The Chinese leadership’s ambition is not to rival and eventually displace the dollar at the top of the international monetary system but rather to provide an alternative and let people choose. The alternative to the current dollar system is a multicurrency system that reflects the multipolarity of the global economic order—no longer with the United States as the economic super-power. The key question, for which there is no answer yet, is whether this system will be truly complementary or whether different standards—for instance, incompatible payment systems—will result in a fundamental fragmentation. China has developed its economy and engineered its transformation within the dollar system. On many occasions, it has signaled its willingness to go along with the existing, but reformed, multilateral financial institutions such as the IMF and the World Bank.

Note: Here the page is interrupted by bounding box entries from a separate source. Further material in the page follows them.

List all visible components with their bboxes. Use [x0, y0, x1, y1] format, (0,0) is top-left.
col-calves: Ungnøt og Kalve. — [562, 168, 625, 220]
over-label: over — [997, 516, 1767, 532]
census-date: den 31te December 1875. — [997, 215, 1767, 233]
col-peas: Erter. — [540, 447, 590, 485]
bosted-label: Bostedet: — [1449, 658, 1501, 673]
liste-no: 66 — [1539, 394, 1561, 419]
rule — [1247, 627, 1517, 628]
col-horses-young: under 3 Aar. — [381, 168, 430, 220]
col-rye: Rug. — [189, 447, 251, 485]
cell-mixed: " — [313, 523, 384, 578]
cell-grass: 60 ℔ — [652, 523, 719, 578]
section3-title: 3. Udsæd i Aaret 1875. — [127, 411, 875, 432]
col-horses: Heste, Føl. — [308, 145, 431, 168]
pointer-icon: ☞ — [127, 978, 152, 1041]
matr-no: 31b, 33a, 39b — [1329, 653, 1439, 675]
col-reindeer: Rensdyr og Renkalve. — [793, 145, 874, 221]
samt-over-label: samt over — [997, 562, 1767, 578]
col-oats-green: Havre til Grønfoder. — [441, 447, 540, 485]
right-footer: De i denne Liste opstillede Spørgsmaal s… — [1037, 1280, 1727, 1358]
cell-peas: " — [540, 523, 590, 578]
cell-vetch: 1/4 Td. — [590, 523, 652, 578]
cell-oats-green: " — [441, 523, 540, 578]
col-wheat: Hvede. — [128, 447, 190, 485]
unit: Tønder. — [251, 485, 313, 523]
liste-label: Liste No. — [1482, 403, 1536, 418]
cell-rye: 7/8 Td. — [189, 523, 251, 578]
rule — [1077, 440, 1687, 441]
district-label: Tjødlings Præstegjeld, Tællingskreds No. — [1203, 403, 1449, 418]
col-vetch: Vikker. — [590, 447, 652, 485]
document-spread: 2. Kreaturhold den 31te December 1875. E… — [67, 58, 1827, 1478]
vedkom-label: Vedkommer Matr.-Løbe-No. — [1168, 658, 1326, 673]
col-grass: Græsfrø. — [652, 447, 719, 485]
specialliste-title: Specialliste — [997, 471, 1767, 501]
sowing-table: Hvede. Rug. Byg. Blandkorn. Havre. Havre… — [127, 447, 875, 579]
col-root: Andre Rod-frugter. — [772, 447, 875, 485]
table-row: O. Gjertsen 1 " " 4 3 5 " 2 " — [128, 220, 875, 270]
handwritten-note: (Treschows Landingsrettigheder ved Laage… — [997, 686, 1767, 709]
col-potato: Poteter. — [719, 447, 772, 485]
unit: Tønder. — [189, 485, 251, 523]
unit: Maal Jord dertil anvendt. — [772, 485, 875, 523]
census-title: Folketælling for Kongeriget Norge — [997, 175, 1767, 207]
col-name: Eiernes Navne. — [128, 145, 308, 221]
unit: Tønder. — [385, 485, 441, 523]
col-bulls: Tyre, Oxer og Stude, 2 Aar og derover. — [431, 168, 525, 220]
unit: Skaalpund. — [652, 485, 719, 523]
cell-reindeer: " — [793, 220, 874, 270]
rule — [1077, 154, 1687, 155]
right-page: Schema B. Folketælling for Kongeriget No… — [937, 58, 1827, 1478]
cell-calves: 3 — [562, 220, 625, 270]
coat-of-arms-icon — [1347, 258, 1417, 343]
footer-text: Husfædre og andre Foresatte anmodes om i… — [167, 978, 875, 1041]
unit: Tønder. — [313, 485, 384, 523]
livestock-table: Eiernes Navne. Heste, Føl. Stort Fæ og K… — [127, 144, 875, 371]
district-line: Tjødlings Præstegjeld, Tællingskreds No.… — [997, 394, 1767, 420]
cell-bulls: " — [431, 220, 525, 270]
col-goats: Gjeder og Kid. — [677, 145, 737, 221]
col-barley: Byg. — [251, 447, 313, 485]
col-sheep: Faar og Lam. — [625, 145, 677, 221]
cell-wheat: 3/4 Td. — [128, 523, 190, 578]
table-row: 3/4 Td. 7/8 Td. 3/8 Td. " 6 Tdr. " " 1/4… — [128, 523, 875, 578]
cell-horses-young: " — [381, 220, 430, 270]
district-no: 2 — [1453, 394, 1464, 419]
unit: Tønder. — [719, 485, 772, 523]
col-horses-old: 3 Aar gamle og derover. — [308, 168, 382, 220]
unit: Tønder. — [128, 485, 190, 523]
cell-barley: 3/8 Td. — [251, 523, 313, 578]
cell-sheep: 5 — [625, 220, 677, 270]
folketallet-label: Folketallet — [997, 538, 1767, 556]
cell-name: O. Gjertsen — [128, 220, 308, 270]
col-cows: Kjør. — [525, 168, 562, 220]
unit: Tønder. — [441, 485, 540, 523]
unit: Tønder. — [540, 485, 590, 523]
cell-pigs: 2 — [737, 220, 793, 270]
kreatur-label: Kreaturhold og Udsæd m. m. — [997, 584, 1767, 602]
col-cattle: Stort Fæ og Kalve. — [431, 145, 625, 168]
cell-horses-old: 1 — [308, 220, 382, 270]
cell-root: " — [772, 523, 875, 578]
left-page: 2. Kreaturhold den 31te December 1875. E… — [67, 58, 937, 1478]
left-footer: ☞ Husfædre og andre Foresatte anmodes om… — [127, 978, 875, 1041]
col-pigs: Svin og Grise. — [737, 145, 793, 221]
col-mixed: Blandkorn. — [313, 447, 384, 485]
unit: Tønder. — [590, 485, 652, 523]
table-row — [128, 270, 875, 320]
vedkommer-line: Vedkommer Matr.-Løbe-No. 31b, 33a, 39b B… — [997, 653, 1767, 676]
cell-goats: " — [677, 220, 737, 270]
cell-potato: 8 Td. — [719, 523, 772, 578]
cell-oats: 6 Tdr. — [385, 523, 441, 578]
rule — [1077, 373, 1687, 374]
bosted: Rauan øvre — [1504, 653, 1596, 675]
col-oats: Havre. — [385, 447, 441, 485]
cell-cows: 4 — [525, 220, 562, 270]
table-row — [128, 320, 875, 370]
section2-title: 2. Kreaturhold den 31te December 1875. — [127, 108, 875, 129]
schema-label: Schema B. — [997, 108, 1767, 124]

At the same time, China has been active in promoting regional multilateral organizations such as the Asian Infrastructure Investment Bank (AIIB). In Asia, the renminbi has already started to break the dominance of the dollar, and initiatives such as the AIIB, the New Development Bank, and the plan to build road and maritime links between Asia and Europe can ensure the renminbi’s regional dominance. In addition to the economic argument that demand for infrastructure investment in Asia is large enough to accommodate another development bank in the region, there is an important geopolitical dimension. The new bank may be seen as a counterweight to the influence of the Asian Development Bank (ADB). The ADB’s main shareholders are the United States and Japan. China holds limited influence.
We are at an interesting juncture for the governance of the world economy. In 2015, China showed its willingness to shape international economic governance, with the launch of AIIB, and was welcomed in, with the inclusion of the renminbi in the IMF’s SDR basket. The country’s leadership is eager to work toward a new model of governance that no longer emanates from Washington, D.C., and the Bretton Woods institutions. Will China succeed in steering efforts toward building “an innovative, invigorated, interconnected and inclusive world economy,” as President Xi Jinping announced in December 2015 during the inaugural speech of his country’s 2016 Group of 20 (G20) presidency? In other words, will the United States and Europe—notably, Britain, Germany, and France—be willing to reform a governance framework that goes back to the years after World War II and make space for the so-called emerging powers?
There are two roads to the age of Chinese money. One road may lead to fragmented governance, conflicting trade and investment standards, and two blocs—the dollar bloc and the renminbi bloc—facing off against each other. The other may lead to a world that is more open, more integrated, and more peaceful. It is not clear which road the world will travel, but either way, the renminbi is here to stay.